A paciente morreu durante um procedimento estético devido a uma parada cardíaca. Após a morte, a polícia foi à clínica, que foi interditada pela Vigilância Sanitária, que encontrou irregularidades como produtos vencidos e falta de higiene. A biomédica foi presa, e a prisão foi convertida para preventiva para evitar que ela continuasse realizando procedimentos irregulares.

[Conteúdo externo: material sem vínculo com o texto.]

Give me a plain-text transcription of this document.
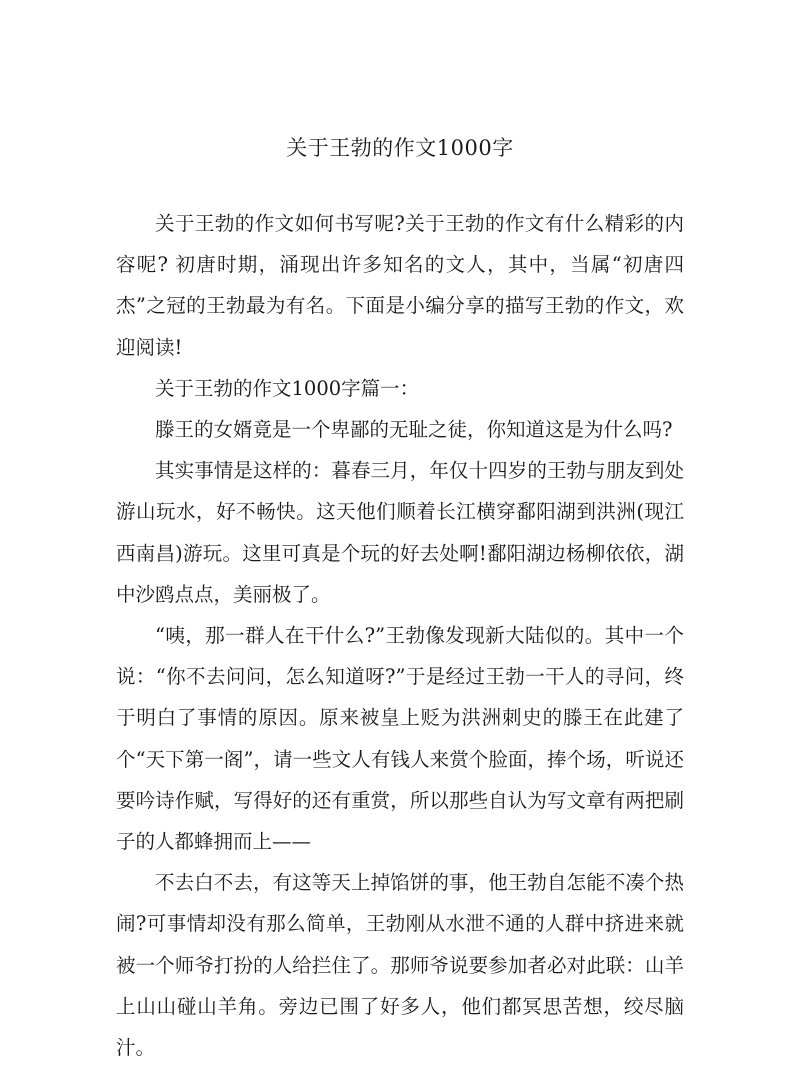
关于王勃的作文1000字

关于王勃的作文如何书写呢?关于王勃的作文有什么精彩的内容呢? 初唐时期，涌现出许多知名的文人，其中，当属“初唐四杰”之冠的王勃最为有名。下面是小编分享的描写王勃的作文，欢迎阅读!

关于王勃的作文1000字篇一：

滕王的女婿竟是一个卑鄙的无耻之徒，你知道这是为什么吗?

其实事情是这样的：暮春三月，年仅十四岁的王勃与朋友到处游山玩水，好不畅快。这天他们顺着长江横穿鄱阳湖到洪洲(现江西南昌)游玩。这里可真是个玩的好去处啊!鄱阳湖边杨柳依依，湖中沙鸥点点，美丽极了。

“咦，那一群人在干什么?”王勃像发现新大陆似的。其中一个说：“你不去问问，怎么知道呀?”于是经过王勃一干人的寻问，终于明白了事情的原因。原来被皇上贬为洪洲刺史的滕王在此建了个“天下第一阁”，请一些文人有钱人来赏个脸面，捧个场，听说还要吟诗作赋，写得好的还有重赏，所以那些自认为写文章有两把刷子的人都蜂拥而上——

不去白不去，有这等天上掉馅饼的事，他王勃自怎能不凑个热闹?可事情却没有那么简单，王勃刚从水泄不通的人群中挤进来就被一个师爷打扮的人给拦住了。那师爷说要参加者必对此联：山羊上山山碰山羊角。旁边已围了好多人，他们都冥思苦想，绞尽脑汁。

O Tribunal de Justiça de Goiás manteve a prisão e destacou a necessidade de impedir novos crimes. A defesa da biomédica entrou com um habeas corpus no STJ, alegando que a prisão foi baseada apenas em apreensão de materiais sem perícia. A defesa sugeriu que medidas mais leves poderiam ser suficientes.
O ministro Herman Benjamin, no entanto, negou o pedido de soltura, argumentando que o TJGO ainda não havia julgado o mérito do habeas corpus. Com isso, o STJ não pode analisar o caso no momento, e a prisão da biomédica permanece.